There is no such thing as a bad movie poster. Or, for that matter, a good one. There’s a lot we can disagree on when it comes to film one sheets, but almost every publicist, designer, archivist and filmmaker can agree on this: poster-making is an art that’s unable to be defined by the binaries of “good” and “bad”. Here are some more useful words: emotional, beautiful, memorable, confusing, unusual, mold-breaking, tempting, effective. Much like the films they advertise, posters carry a different impact depending on who they’re designed for.
We know this: a lot of film lovers have a deep connection to their collectibles. You might be familiar with one obsessive film nut who’s been collecting his favorites since the 1970s. “The posters promise something. They really do. A special dream.” These are the words of Martin Scorsese in Richard Schickel’s Conversations with Scorsese, offering possibly the most heartfelt explanation as to why we have grown to care about these sheets of paper as much as we do. “You can’t possess the film because you didn’t make the film, and you can’t possess the moment that the film was projected,” says Scorsese. “It’s like chasing a phantom.”

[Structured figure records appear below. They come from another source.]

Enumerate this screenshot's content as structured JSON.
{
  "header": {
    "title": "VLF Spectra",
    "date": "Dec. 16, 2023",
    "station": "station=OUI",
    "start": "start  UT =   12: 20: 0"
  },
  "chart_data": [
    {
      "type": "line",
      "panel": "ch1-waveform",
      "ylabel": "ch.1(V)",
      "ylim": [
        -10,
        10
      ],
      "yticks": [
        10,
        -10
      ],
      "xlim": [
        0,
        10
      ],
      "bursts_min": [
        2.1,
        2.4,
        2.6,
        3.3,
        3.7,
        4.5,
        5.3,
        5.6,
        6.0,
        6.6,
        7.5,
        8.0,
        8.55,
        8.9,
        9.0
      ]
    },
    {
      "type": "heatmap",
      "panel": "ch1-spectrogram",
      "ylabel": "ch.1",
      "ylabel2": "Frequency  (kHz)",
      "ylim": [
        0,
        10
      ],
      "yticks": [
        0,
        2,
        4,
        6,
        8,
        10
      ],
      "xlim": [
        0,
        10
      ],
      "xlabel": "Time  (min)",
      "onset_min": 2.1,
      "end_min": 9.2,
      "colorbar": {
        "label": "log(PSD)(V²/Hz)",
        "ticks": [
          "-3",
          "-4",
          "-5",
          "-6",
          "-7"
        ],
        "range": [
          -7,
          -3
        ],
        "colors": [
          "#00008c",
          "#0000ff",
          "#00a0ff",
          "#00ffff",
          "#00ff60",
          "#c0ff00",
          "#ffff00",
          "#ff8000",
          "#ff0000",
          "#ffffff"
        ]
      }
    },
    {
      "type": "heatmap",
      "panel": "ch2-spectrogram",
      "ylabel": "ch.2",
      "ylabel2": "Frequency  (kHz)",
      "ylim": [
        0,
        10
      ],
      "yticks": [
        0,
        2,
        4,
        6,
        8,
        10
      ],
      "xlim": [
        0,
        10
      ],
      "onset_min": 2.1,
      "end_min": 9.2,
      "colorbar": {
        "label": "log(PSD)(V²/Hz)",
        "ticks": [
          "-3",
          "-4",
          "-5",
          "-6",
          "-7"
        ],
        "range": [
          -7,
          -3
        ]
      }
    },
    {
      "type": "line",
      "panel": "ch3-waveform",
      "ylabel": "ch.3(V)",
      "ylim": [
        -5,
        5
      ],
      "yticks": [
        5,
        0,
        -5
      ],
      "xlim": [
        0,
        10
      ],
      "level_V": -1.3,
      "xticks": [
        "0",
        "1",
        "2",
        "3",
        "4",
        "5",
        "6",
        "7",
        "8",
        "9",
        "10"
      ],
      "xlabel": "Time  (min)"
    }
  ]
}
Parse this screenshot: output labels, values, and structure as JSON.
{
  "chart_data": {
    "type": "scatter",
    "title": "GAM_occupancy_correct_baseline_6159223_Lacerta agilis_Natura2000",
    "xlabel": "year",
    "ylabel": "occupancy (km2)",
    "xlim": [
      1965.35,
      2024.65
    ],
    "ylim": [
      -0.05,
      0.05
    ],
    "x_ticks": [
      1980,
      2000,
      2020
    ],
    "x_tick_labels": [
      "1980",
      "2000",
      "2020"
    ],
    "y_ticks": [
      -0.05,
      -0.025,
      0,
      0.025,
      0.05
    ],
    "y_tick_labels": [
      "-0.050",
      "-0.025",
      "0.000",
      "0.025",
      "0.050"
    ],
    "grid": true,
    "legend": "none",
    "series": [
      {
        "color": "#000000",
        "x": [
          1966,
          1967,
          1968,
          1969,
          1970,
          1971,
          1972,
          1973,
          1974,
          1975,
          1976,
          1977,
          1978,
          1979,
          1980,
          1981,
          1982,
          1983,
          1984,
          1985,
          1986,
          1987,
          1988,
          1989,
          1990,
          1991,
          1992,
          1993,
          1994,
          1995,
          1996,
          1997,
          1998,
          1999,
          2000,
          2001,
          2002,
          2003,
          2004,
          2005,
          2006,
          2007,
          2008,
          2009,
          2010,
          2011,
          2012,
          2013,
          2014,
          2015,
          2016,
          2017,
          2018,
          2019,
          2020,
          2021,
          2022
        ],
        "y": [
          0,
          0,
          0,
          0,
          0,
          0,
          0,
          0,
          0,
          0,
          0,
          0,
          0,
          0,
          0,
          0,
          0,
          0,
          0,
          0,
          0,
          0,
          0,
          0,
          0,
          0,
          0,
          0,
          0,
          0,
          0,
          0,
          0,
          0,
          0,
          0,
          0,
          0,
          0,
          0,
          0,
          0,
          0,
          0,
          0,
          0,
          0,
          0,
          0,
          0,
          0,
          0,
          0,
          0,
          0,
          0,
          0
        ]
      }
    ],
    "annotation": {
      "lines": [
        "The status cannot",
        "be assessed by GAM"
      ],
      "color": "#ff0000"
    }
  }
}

And so the poster is the material manifestation of these phantoms: a memento of the cinematic experience; a token that lasts beyond the rental expiry. Film posters are, to an extent, immortal. They exist in my favorite category of things: that rare type of object that, once owned, will outlive us. Alongside cookbooks, novels and little wooden mementos, they won’t run out, pass their use-by date, or disappear into dust (until they return to the earth, literally speaking).